Sheena was at school in Alloa near Stirling when the war started, but soon went to work in a bank after the male staff were called up. She later worked in a solicitor’s office and then the Post Office.
“The mail always had to get through, war or no war. It was very important. Letters were very important for people, whether you were in the war or not.”
Sheena married after the war and she and her husband, who had been in the Russian convoys, moved to Birmingham. Her husband went to work at the GEC, and Sheena worked as a hospital receptionist.
“I loved working in the hospital and being able to help people, I remember I always said I would treat people exactly the way I would like to be treated.
I think that’s still true – sometimes people might just need a cup of tea or a phone call.
“I live at Limelight in Manchester now and am having to stay in my flat. My son lives not too far away and he does my shopping, and he has grandchildren as well, but it’s hard to get across to the children what’s happening. My great-grandchildren are two and four and it’s very difficult to tell children they cannot see people.
“I am glad to have lived this long and I am old now, but I would still like to survive and community is important. The telephone is so important for me. I did use a computer when I worked as a hospital receptionist but I didn’t carry it on and I couldn’t do it now. But good communication and kindness are important. Laura from the SRG is lovely to us. We’re in a good position here. People survive with support from one another, there’s no doubt about that. I think in a crisis, the best comes out in people. Just look how much money that man [Captain Tom Moore] raised in his garden – it brings out the best in people and we can pull together.”

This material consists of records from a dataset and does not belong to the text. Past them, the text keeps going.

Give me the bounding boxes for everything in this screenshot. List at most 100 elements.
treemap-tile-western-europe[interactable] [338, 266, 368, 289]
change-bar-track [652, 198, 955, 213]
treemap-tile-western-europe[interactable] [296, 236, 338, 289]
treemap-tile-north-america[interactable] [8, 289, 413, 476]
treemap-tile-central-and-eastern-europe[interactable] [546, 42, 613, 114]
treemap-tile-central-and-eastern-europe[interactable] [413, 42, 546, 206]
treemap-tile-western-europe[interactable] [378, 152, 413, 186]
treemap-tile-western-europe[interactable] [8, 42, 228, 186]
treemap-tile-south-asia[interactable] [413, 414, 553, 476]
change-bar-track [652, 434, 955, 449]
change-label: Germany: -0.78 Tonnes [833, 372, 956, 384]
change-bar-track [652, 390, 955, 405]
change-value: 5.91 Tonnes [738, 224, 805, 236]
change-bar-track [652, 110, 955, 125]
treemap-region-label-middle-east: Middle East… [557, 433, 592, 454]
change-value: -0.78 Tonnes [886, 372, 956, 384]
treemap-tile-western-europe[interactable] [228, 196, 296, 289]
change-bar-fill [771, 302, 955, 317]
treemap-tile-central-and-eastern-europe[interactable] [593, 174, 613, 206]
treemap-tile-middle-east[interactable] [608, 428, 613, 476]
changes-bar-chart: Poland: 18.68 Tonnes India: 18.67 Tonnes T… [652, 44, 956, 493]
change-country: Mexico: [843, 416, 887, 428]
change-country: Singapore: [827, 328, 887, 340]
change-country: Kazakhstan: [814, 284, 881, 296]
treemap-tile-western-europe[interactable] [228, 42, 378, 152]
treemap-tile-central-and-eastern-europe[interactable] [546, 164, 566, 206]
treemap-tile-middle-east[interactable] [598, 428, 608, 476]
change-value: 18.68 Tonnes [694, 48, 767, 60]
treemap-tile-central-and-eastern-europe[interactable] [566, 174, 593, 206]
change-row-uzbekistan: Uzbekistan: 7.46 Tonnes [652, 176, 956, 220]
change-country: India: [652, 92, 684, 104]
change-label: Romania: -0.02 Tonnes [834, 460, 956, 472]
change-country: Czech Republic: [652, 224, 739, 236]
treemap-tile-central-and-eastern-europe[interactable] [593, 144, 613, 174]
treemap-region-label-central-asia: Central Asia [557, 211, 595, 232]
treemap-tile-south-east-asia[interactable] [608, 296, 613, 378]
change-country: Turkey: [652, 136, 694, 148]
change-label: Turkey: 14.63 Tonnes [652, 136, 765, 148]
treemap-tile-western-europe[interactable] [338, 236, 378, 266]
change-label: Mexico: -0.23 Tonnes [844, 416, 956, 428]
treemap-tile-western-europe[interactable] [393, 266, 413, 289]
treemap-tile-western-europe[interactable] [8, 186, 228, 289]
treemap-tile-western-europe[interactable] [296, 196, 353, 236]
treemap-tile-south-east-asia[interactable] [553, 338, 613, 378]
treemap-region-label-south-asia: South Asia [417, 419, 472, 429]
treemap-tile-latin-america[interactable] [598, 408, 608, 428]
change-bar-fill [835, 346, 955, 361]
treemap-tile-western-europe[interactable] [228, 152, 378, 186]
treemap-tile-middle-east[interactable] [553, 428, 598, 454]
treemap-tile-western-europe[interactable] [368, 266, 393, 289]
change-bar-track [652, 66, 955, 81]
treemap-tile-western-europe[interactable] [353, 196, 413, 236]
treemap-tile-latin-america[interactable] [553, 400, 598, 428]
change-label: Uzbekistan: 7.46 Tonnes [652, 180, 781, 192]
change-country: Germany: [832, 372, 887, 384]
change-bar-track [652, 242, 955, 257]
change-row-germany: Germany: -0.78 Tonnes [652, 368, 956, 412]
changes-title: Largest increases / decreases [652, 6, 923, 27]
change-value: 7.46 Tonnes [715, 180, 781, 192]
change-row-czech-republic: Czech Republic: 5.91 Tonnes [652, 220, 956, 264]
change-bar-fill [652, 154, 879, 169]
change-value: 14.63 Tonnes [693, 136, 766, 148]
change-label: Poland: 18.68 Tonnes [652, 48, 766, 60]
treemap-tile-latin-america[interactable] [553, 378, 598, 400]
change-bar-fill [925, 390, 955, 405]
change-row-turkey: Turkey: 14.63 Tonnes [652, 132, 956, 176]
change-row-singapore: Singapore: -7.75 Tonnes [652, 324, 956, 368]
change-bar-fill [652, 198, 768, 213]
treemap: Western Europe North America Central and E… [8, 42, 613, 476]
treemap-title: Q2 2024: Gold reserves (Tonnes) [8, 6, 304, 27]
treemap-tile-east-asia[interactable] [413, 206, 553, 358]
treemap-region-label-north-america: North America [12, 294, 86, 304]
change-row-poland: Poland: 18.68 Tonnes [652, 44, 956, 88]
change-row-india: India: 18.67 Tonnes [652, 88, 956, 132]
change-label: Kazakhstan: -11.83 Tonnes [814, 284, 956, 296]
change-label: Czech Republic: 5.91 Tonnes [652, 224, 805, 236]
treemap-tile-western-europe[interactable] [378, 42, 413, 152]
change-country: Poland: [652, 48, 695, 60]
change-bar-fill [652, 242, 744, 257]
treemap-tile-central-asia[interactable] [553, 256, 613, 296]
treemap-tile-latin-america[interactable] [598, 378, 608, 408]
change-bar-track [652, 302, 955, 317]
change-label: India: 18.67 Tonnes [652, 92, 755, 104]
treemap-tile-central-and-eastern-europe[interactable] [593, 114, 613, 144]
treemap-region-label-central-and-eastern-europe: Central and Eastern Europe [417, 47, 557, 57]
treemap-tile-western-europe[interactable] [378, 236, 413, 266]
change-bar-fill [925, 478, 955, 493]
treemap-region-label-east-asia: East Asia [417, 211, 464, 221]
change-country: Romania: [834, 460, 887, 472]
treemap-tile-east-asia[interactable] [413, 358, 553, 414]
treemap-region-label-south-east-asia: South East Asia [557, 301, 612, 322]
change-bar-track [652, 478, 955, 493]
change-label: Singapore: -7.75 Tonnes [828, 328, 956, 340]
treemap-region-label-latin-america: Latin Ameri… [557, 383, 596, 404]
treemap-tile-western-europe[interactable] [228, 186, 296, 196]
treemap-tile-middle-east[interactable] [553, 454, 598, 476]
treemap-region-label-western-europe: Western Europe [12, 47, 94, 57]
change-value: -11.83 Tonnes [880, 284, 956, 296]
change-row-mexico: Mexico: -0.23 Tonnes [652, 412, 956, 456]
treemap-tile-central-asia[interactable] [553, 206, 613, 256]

Over the past month, we’ve seen a lot of pulling together. We know times are very strange and perhaps disconcerting at the moment, but if we pull together like we have done in the past, then we can pull through together.
Sheena’s memories of sharing surpluses, keeping open the vital lines of communication and treating others as we’d like to be treated are timeless, loving values. They’ve never been lost, but we see them very clearly now in the mutual aid and neighbourhood support groups that have sprung up all around us.
Our work at Church Action on Poverty is always centred around compassionate community, and communal campaigns. None of us should be left adrift. We all need one another, and we can all support one another. If we can do that now, and once this is all over, we’ll create lasting change.